Optionally, I could leave a trap frame of open drone brood in the parent
hive. The parent hive could then be used to draw new comb, much as if it
had swarmed, except it would have at least a few frames of open brood,
honey, and pollen. In theory, most of the varroa mites would be removed
with the capped brood and most of the remaining mites could be trapped in
a drone frame, reducing the mite load -- I would guess -- by a very high
percentage.
The capped brood, meanwhile, would hatch out above the double screen board
with the new queen. Optionally, I could use a less than 14-day old queen
cell or maybe put the capped brood above a queen excluder for a few days
before replacing the queen excluder with a double screen board to ensure
that all of the transferred brood hatched out before the first of the new
queen's brood was old enough to get infested with varroa. I could then
add a laid up trap frame of drone brood from the parent colony below that
could catch mites in the brood gap when all the mites would be phoretic
and there was no other brood to infest.
At the start of the honey flow I could either kill the old queen and
combine or set off the split or run a two-queen colony.
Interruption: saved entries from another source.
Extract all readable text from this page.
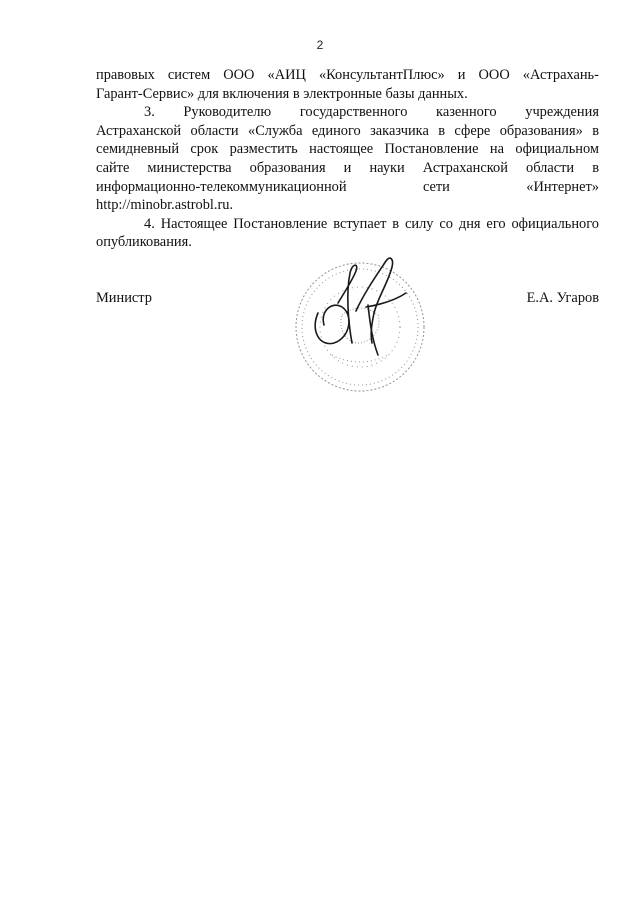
2
правовых систем ООО «АИЦ «КонсультантПлюс» и ООО «Астрахань-
Гарант-Сервис» для включения в электронные базы данных.
3. Руководителю государственного казенного учреждения
Астраханской области «Служба единого заказчика в сфере образования» в
семидневный срок разместить настоящее Постановление на официальном
сайте министерства образования и науки Астраханской области в
информационно-телекоммуникационной	сети	«Интернет»
http://minobr.astrobl.ru.
4. Настоящее Постановление вступает в силу со дня его официального
опубликования.
Министр	Е.А. Угаров
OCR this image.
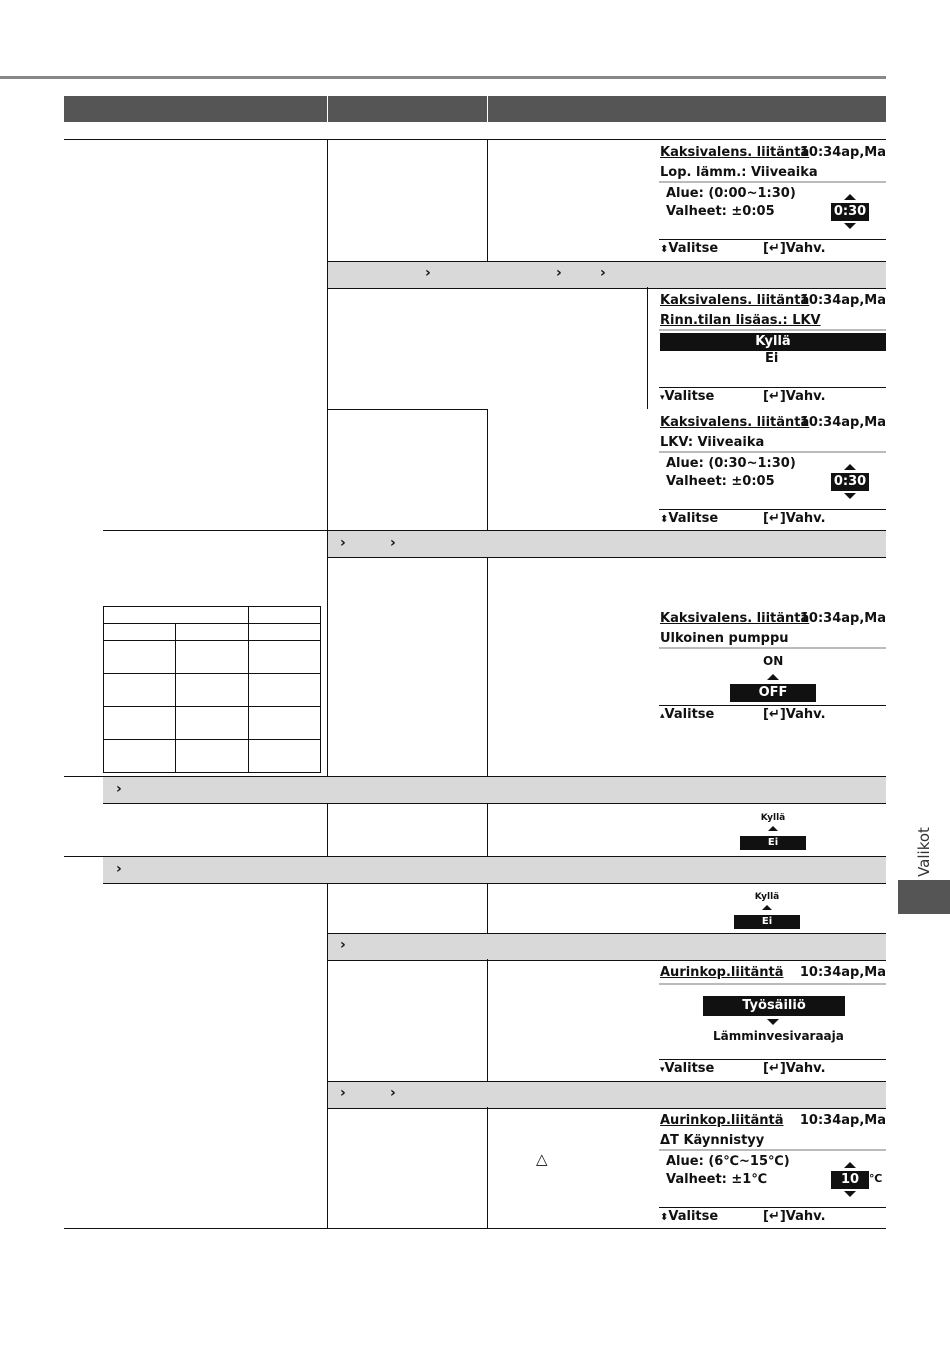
›	›	›
›	›
›
›
›
›	›

Kaksivalens. liitäntä
10:34ap,Ma
Lop. lämm.: Viiveaika
Alue: (0:00~1:30)
Valheet: ±0:05	0:30
⬍Valitse	[↵]Vahv.
Kaksivalens. liitäntä
10:34ap,Ma
Rinn.tilan lisäas.: LKV
Kyllä
Ei
▾Valitse	[↵]Vahv.
Kaksivalens. liitäntä
10:34ap,Ma
LKV: Viiveaika
Alue: (0:30~1:30)
Valheet: ±0:05	0:30
⬍Valitse	[↵]Vahv.
Kaksivalens. liitäntä
10:34ap,Ma
Ulkoinen pumppu
ON
OFF
▴Valitse	[↵]Vahv.
Kyllä
Ei
Kyllä
Ei
Aurinkop.liitäntä 10:34ap,Ma
Työsäiliö
Lämminvesivaraaja
▾Valitse	[↵]Vahv.
Aurinkop.liitäntä 10:34ap,Ma
ΔT Käynnistyy
Alue: (6℃~15℃)
Valheet: ±1℃	10 ℃
⬍Valitse	[↵]Vahv.
△
Valikot
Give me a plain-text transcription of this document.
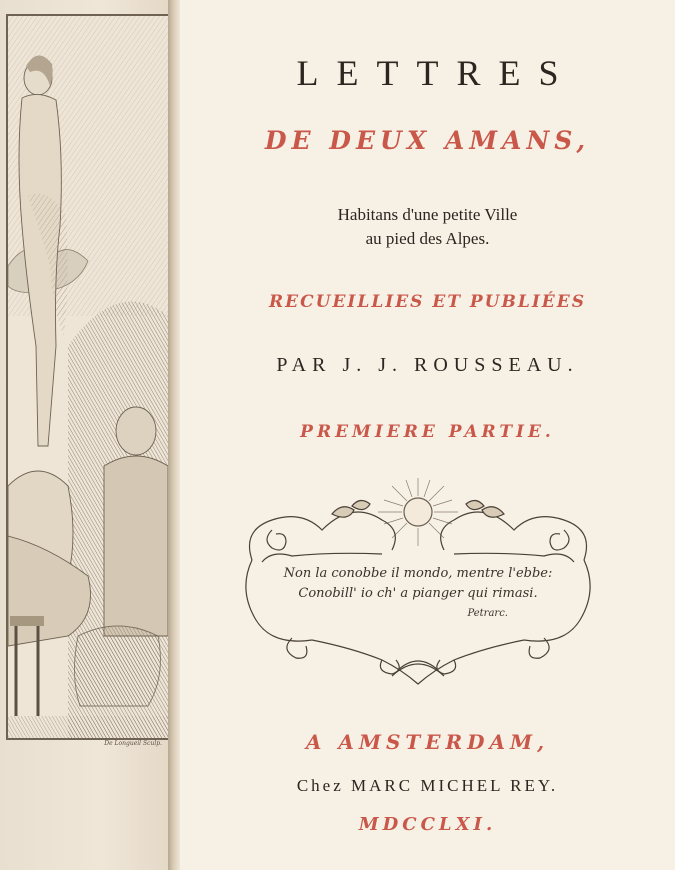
De Longueil Sculp.
LETTRES
DE DEUX AMANS,
Habitans d'une petite Ville
au pied des Alpes.
RECUEILLIES ET PUBLIÉES
PAR J. J. ROUSSEAU.
PREMIERE PARTIE.
Non la conobbe il mondo, mentre l'ebbe:
Conobill' io ch' a pianger qui rimasi.
Petrarc.
A AMSTERDAM,
Chez MARC MICHEL REY.
MDCCLXI.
Besides the labor cost -- which in exchange for swarm control, new drawn
comb, natural varroa control, new queens, and optional prepared splits
seems reasonable, at least for my circumstances -- the one big problem I
can foresee is mites migrating through the double screen board back to the
parent colony. I'd like to keep the colonies together, though, both for
easier subsequent combining and in order to be able to keep most of the
bees with the laying queen (while ensuring against the brood getting
chilled in the split).
I'm not very content with the only solution I've thought of, though, which
is to put a layer of fine mesh between the two layers of regular 8-mesh
hardware cloth. The idea would be that the heat could still rise up
through the fine mesh, but the bees wouldn't be able to get at it to
propolize it. Of course, the idea is that the mesh would be fine enough
that mites couldn't pass through. Alternatively, maybe I could just
replace the upper layer of hardware cloth with a fine mesh, and maybe the
small number of bees above wouldn't propolize their floor until after the
brood had hatched.
What recommendations can you all make for optimizing/fine-tuning such a
scheme? And do you think my goals could be achieved with the scheme?